Fall detection for elderly care using non-invasive vision-based systems remains an important yet unsolved problem. Driven by strict privacy requirements, inference must run at the edge of the vision sensor, demanding robust, real-time, and always-on perception under tight hardware constraints. To address these challenges, we propose a neuromorphic fall detection system that integrates the Sony IMX636 event-based vision sensor with the Intel Loihi 2 neuromorphic processor via a dedicated FPGA-based interface, leveraging the sparsity of event data together with near-memory asynchronous processing. Using a newly recorded dataset under diverse environmental conditions, we explore the design space of sparse neural networks deployable on a single Loihi 2 chip and analyze the tradeoffs between detection F1 score and computational cost. Notably, on the Pareto front, our LIF-based convolutional SNN with graded spikes achieves the highest computational efficiency, reaching a 55x synaptic operations sparsity for an F1 score of 58%. The LIF with graded spikes shows a gain of 6% in F1 score with 5x less operations compared to binary spikes.

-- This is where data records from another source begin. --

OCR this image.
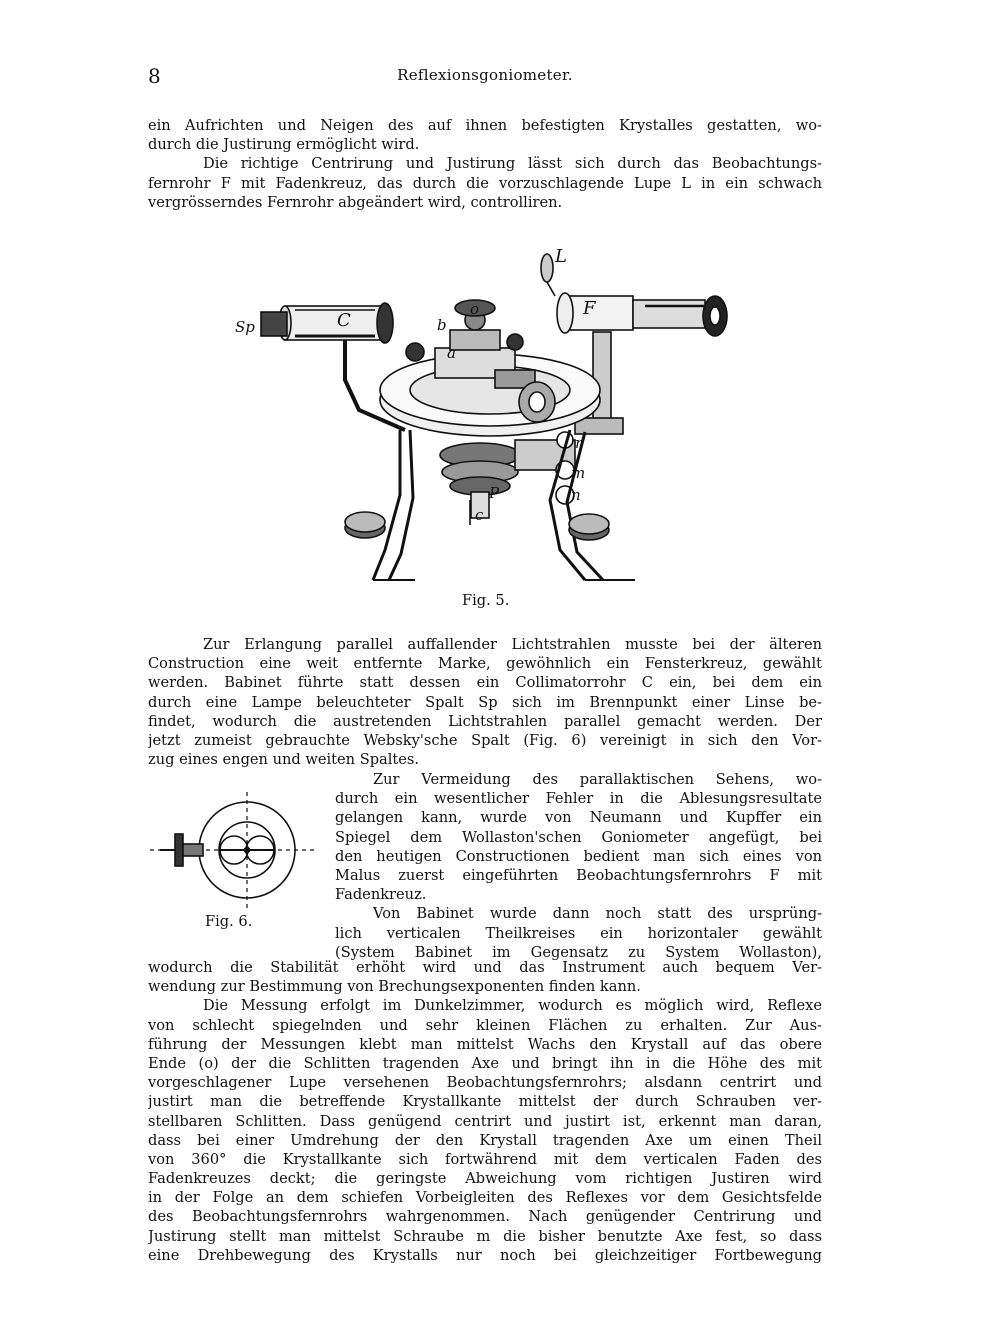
8	Reflexionsgoniometer.
ein Aufrichten und Neigen des auf ihnen befestigten Krystalles gestatten, wo-
durch die Justirung ermöglicht wird.
Die richtige Centrirung und Justirung lässt sich durch das Beobachtungs-
fernrohr F mit Fadenkreuz, das durch die vorzuschlagende Lupe L in ein schwach
vergrösserndes Fernrohr abgeändert wird, controlliren.
L
F
Sp	C
o
b
a
r
m
n
P
c
Fig. 5.
Zur Erlangung parallel auffallender Lichtstrahlen musste bei der älteren
Construction eine weit entfernte Marke, gewöhnlich ein Fensterkreuz, gewählt
werden. Babinet führte statt dessen ein Collimatorrohr C ein, bei dem ein
durch eine Lampe beleuchteter Spalt Sp sich im Brennpunkt einer Linse be-
findet, wodurch die austretenden Lichtstrahlen parallel gemacht werden. Der
jetzt zumeist gebrauchte Websky'sche Spalt (Fig. 6) vereinigt in sich den Vor-
zug eines engen und weiten Spaltes.
Fig. 6.
Zur Vermeidung des parallaktischen Sehens, wo-
durch ein wesentlicher Fehler in die Ablesungsresultate
gelangen kann, wurde von Neumann und Kupffer ein
Spiegel dem Wollaston'schen Goniometer angefügt, bei
den heutigen Constructionen bedient man sich eines von
Malus zuerst eingeführten Beobachtungsfernrohrs F mit
Fadenkreuz.
Von Babinet wurde dann noch statt des ursprüng-
lich verticalen Theilkreises ein horizontaler gewählt
(System Babinet im Gegensatz zu System Wollaston),
wodurch die Stabilität erhöht wird und das Instrument auch bequem Ver-
wendung zur Bestimmung von Brechungsexponenten finden kann.
Die Messung erfolgt im Dunkelzimmer, wodurch es möglich wird, Reflexe
von schlecht spiegelnden und sehr kleinen Flächen zu erhalten. Zur Aus-
führung der Messungen klebt man mittelst Wachs den Krystall auf das obere
Ende (o) der die Schlitten tragenden Axe und bringt ihn in die Höhe des mit
vorgeschlagener Lupe versehenen Beobachtungsfernrohrs; alsdann centrirt und
justirt man die betreffende Krystallkante mittelst der durch Schrauben ver-
stellbaren Schlitten. Dass genügend centrirt und justirt ist, erkennt man daran,
dass bei einer Umdrehung der den Krystall tragenden Axe um einen Theil
von 360° die Krystallkante sich fortwährend mit dem verticalen Faden des
Fadenkreuzes deckt; die geringste Abweichung vom richtigen Justiren wird
in der Folge an dem schiefen Vorbeigleiten des Reflexes vor dem Gesichtsfelde
des Beobachtungsfernrohrs wahrgenommen. Nach genügender Centrirung und
Justirung stellt man mittelst Schraube m die bisher benutzte Axe fest, so dass
eine Drehbewegung des Krystalls nur noch bei gleichzeitiger Fortbewegung
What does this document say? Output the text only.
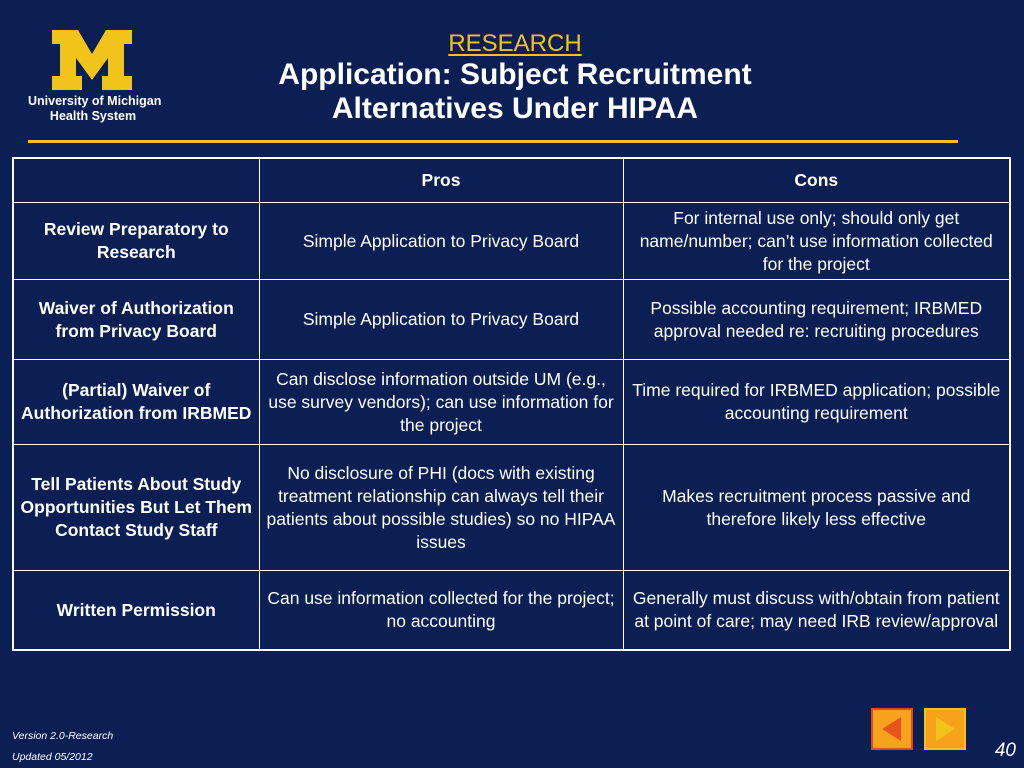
University of Michigan
Health System
RESEARCH
Application: Subject Recruitment
Alternatives Under HIPAA
	Pros	Cons
Review Preparatory to Research	Simple Application to Privacy Board	For internal use only; should only get name/number; can’t use information collected for the project
Waiver of Authorization from Privacy Board	Simple Application to Privacy Board	Possible accounting requirement; IRBMED approval needed re: recruiting procedures
(Partial) Waiver of Authorization from IRBMED	Can disclose information outside UM (e.g., use survey vendors); can use information for the project	Time required for IRBMED application; possible accounting requirement
Tell Patients About Study Opportunities But Let Them Contact Study Staff	No disclosure of PHI (docs with existing treatment relationship can always tell their patients about possible studies) so no HIPAA issues	Makes recruitment process passive and therefore likely less effective
Written Permission	Can use information collected for the project; no accounting	Generally must discuss with/obtain from patient at point of care; may need IRB review/approval
Version 2.0-Research
Updated 05/2012	40
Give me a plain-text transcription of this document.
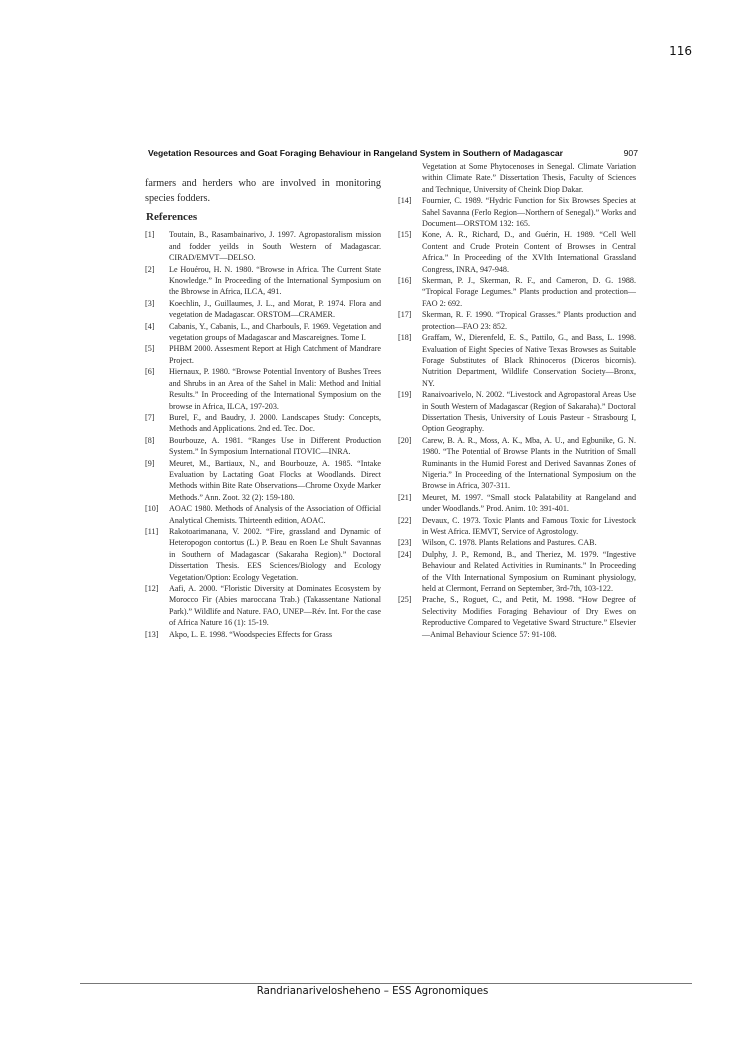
116
Vegetation Resources and Goat Foraging Behaviour in Rangeland System in Southern of Madagascar	907
farmers and herders who are involved in monitoring species fodders.
References
[1]	Toutain, B., Rasambainarivo, J. 1997. Agropastoralism mission and fodder yeilds in South Western of Madagascar. CIRAD/EMVT—DELSO.
[2]	Le Houérou, H. N. 1980. “Browse in Africa. The Current State Knowledge.” In Proceeding of the International Symposium on the Bbrowse in Africa, ILCA, 491.
[3]	Koechlin, J., Guillaumes, J. L., and Morat, P. 1974. Flora and vegetation de Madagascar. ORSTOM—CRAMER.
[4]	Cabanis, Y., Cabanis, L., and Charbouls, F. 1969. Vegetation and vegetation groups of Madagascar and Mascareignes. Tome I.
[5]	PHBM 2000. Assesment Report at High Catchment of Mandrare Project.
[6]	Hiernaux, P. 1980. “Browse Potential Inventory of Bushes Trees and Shrubs in an Area of the Sahel in Mali: Method and Initial Results.” In Proceeding of the International Symposium on the browse in Africa, ILCA, 197-203.
[7]	Burel, F., and Baudry, J. 2000. Landscapes Study: Concepts, Methods and Applications. 2nd ed. Tec. Doc.
[8]	Bourbouze, A. 1981. “Ranges Use in Different Production System.” In Symposium International ITOVIC—INRA.
[9]	Meuret, M., Bartiaux, N., and Bourbouze, A. 1985. “Intake Evaluation by Lactating Goat Flocks at Woodlands. Direct Methods within Bite Rate Observations—Chrome Oxyde Marker Methods.” Ann. Zoot. 32 (2): 159-180.
[10]	AOAC 1980. Methods of Analysis of the Association of Official Analytical Chemists. Thirteenth edition, AOAC.
[11]	Rakotoarimanana, V. 2002. “Fire, grassland and Dynamic of Heteropogon contortus (L.) P. Beau en Roen Le Shult Savannas in Southern of Madagascar (Sakaraha Region).” Doctoral Dissertation Thesis. EES Sciences/Biology and Ecology Vegetation/Option: Ecology Vegetation.
[12]	Aafi, A. 2000. “Floristic Diversity at Dominates Ecosystem by Morocco Fir (Abies maroccana Trab.) (Takassentane National Park).” Wildlife and Nature. FAO, UNEP—Rév. Int. For the case of Africa Nature 16 (1): 15-19.
[13]	Akpo, L. E. 1998. “Woodspecies Effects for Grass

Vegetation at Some Phytocenoses in Senegal. Climate Variation within Climate Rate.” Dissertation Thesis, Faculty of Sciences and Technique, University of Cheink Diop Dakar.

[14]	Fournier, C. 1989. “Hydric Function for Six Browses Species at Sahel Savanna (Ferlo Region—Northern of Senegal).” Works and Document—ORSTOM 132: 165.
[15]	Kone, A. R., Richard, D., and Guérin, H. 1989. “Cell Well Content and Crude Protein Content of Browses in Central Africa.” In Proceeding of the XVIth International Grassland Congress, INRA, 947-948.
[16]	Skerman, P. J., Skerman, R. F., and Cameron, D. G. 1988. “Tropical Forage Legumes.” Plants production and protection—FAO 2: 692.
[17]	Skerman, R. F. 1990. “Tropical Grasses.” Plants production and protection—FAO 23: 852.
[18]	Graffam, W., Dierenfeld, E. S., Pattilo, G., and Bass, L. 1998. Evaluation of Eight Species of Native Texas Browses as Suitable Forage Substitutes of Black Rhinoceros (Diceros bicornis). Nutrition Department, Wildlife Conservation Society—Bronx, NY.
[19]	Ranaivoarivelo, N. 2002. “Livestock and Agropastoral Areas Use in South Western of Madagascar (Region of Sakaraha).” Doctoral Dissertation Thesis, University of Louis Pasteur - Strasbourg I, Option Geography.
[20]	Carew, B. A. R., Moss, A. K., Mba, A. U., and Egbunike, G. N. 1980. “The Potential of Browse Plants in the Nutrition of Small Ruminants in the Humid Forest and Derived Savannas Zones of Nigeria.” In Proceeding of the International Symposium on the Browse in Africa, 307-311.
[21]	Meuret, M. 1997. “Small stock Palatability at Rangeland and under Woodlands.” Prod. Anim. 10: 391-401.
[22]	Devaux, C. 1973. Toxic Plants and Famous Toxic for Livestock in West Africa. IEMVT, Service of Agrostology.
[23]	Wilson, C. 1978. Plants Relations and Pastures. CAB.
[24]	Dulphy, J. P., Remond, B., and Theriez, M. 1979. “Ingestive Behaviour and Related Activities in Ruminants.” In Proceeding of the VIth International Symposium on Ruminant physiology, held at Clermont, Ferrand on September, 3rd-7th, 103-122.
[25]	Prache, S., Roguet, C., and Petit, M. 1998. “How Degree of Selectivity Modifies Foraging Behaviour of Dry Ewes on Reproductive Compared to Vegetative Sward Structure.” Elsevier—Animal Behaviour Science 57: 91-108.
Randrianarivelosheheno – ESS Agronomiques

Furthermore, our MCUNet feature extractor with patched inference, combined with the S4D state space model, achieves the highest F1 score of 84% with a synaptic operations sparsity of 2x and a total power consumption of 90 mW on Loihi 2. Overall, our smart security camera proof-of-concept highlights the potential of integrating neuromorphic sensing and processing for edge AI applications where latency, energy consumption, and privacy are critical.

Paper Structure

This paper contains 19 sections, 6 equations, 6 figures, 2 tables.

Figures (6)

  • Figure 1: Hardware system overview showing the whole system (top left), the KP-EVS interface board (top right), the host board with IO and power interfaces (bottom left), and a Kapoho Point (KP) board with 8 Loihi 2 chips (only one chip is used in our work) (bottom right).
  • Figure 2: Hardware system pipeline with details of Max10 FPGA interface.
  • Figure 3: Input-patched inference of MCU13B model for a single event frame, which reduces the memory requirements by an order of magnitude by reusing the Loihi 2 neuro-core memories for each patch.
  • Figure 4: Spike (activation) functions (left) and surrogate gradient functions (right) of LIF neurons with binary and graded spikes.
  • Figure 5: Fall detection algorithmic-level benchmarking at 16 predictions/s of single Loihi 2 chip compatible models, highlighting the tradeoffs between $F_1$ score and computational cost.